Ma gli economisti si sbagliarono anche su un altro esempio tecnologico: i robot e gli altri sistemi di aumento della produttività che rimpiazzavano i lavoratori. Tuttavia Krugman presta poca attenzione a tale questione:
… se noi fossimo in mezzo ad una rivoluzione tecnologica basata sui robot, perché la crescita della produttività sembra decelerare anziché accelerare?
… se fosse stato facile sostituire le macchine ai robot, noi avremmo dovuto avere un aumento negli investimenti di impresa, poiché le imprese avrebbero fatto a gara nel trarre vantaggio dalle nuove opportunità tecnologiche: questo non c’è stato ed in effetti le imprese hanno sempre più destinato i loro profitti alla finanza o li hanno utilizzati per il riacquisto di titoli.
Diversamente, egli ci sprona a considerare il punto centrale dell’analisi di Reich: il potere dei monopoli.
E’ la concentrazione del potere economico nelle mani di poche multinazionali che conta per spiegare la crescita della diseguaglianza economica, in accordo con Krugman e Reich: “… si vede ad occhio nudo che la nostra economia è formata per la maggior parte da monopolisti ed oligopolisti che da quelle imprese atomizzate in gara su prezzi e margini spesso evocate nelle visioni degli economisti”
Ed allora perché Reich e Krugman ci hanno messo così tanto tempo per arrivare a questo importante collegamento, un luogo della teoria che Lenin visitò oltre cent’anni fa?
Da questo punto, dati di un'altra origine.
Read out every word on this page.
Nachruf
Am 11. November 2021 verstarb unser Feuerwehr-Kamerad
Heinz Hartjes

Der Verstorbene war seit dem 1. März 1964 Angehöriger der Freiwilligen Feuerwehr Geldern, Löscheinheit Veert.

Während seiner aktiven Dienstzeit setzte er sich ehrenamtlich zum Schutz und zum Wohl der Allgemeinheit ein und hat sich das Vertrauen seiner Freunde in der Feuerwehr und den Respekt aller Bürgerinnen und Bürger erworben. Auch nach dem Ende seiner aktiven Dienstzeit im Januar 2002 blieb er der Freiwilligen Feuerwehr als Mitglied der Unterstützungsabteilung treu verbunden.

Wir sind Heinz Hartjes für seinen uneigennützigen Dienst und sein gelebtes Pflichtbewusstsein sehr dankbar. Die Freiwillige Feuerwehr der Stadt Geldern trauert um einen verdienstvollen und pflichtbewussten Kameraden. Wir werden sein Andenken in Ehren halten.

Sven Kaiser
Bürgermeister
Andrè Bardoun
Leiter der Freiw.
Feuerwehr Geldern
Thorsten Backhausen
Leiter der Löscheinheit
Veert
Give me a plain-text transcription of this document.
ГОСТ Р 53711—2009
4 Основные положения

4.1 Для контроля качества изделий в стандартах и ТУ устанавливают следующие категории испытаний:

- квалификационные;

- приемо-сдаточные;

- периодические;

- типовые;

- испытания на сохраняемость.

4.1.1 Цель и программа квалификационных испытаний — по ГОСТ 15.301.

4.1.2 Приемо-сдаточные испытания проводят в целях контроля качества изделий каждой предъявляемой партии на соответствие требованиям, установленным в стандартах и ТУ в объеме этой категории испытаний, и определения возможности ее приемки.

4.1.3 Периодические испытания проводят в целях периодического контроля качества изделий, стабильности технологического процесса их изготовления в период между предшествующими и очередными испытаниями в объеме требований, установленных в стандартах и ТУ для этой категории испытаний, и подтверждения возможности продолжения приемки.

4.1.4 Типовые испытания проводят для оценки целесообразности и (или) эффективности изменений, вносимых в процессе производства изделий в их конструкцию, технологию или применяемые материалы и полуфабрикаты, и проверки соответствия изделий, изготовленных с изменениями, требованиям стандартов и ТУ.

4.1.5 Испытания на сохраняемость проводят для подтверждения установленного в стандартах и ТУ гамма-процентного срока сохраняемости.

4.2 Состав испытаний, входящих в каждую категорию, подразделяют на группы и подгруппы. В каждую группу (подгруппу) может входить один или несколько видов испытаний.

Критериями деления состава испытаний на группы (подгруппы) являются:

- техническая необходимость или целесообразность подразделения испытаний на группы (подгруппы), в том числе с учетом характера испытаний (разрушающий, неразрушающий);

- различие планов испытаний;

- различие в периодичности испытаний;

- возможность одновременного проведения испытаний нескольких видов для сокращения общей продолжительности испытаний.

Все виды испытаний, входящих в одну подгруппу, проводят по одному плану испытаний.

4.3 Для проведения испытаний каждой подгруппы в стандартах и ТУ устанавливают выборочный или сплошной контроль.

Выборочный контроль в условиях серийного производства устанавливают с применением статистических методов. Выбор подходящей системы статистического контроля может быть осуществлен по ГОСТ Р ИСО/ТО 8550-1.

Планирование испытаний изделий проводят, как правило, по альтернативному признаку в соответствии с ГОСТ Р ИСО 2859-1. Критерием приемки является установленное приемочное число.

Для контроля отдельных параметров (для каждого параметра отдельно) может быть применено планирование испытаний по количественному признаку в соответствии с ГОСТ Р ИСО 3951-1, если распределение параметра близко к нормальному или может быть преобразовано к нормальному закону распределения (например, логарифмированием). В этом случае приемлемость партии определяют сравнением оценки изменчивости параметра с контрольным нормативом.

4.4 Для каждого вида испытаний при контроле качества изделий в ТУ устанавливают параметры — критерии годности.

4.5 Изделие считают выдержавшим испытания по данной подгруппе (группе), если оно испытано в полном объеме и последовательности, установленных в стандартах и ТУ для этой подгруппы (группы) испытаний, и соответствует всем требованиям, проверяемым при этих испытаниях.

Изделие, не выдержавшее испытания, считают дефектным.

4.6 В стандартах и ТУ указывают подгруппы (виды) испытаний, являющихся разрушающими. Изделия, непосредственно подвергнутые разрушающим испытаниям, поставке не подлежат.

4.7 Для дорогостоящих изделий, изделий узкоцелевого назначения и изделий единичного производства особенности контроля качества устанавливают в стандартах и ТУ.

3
Autori marxisti come Paul Baran e Paul Sweezy dedicarono un intera influente monografia al capitalismo monopolistico oltre cinquant’anni fa.
Krugman, apologeticamente definisce ciò un “errore politico e teorico” ed attribuisce la trascuratezza dell’economia mainstream per i monopoli ad un influente lavoro scritto da Milton Friedman nel 1953, che enfaticamente negava gli effetti del potere monopolistico quale elemento significativamente condizionante l’economia.
Quindi, gli economisti non marxisti ed i loro alleati politici hanno disprezzato il concetto del potere monopolistico fino ai tempi recenti, un concetto che i Marxisti hanno posto come punto chiave delle proprie analisi per la maggior parte del ventesimo secolo. Quello che “si vede ad occhio nudo” oggi informa le teorie abbracciate dai nostri riformisti di sinistra.
Ma Krugman e Reich scoprono un altro collegamento cruciale – quello tra il potere economico (inteso come potere monopolistico) e il potere politico (“E questo lega questione del potere del mercato al potere politico”). Essi vedono il potere monopolistico come sostenuto, protetto ed ingrandito dagli attori politici. Nello stesso tempo, egli vedono gli attori politici come selezionati, foraggiati e guidati dal potere dei monopoli. Ciò crea un problematico enigma per quelli che stanno cercando di riformare il capitalismo. La conclusone di Reich, nelle parole di Krugman:
L’aumento della ricchezza al vertice acquista una crescente influenza politica attraverso i contributi per le campagne elettorali, il lobbismo e le ricompense della “porta girevole”. L’influenza politica viene utilizzata in cambio per riscrivere le regole del gioco – leggi antitrust, deregolamentazione, mutamenti nelle leggi sui contratti, leggi antisindacali – in modo tale da rafforzare la concentrazione di ricchezza. Il risultato è una sorta di spirale, un circolo vizioso dell’oligarchia.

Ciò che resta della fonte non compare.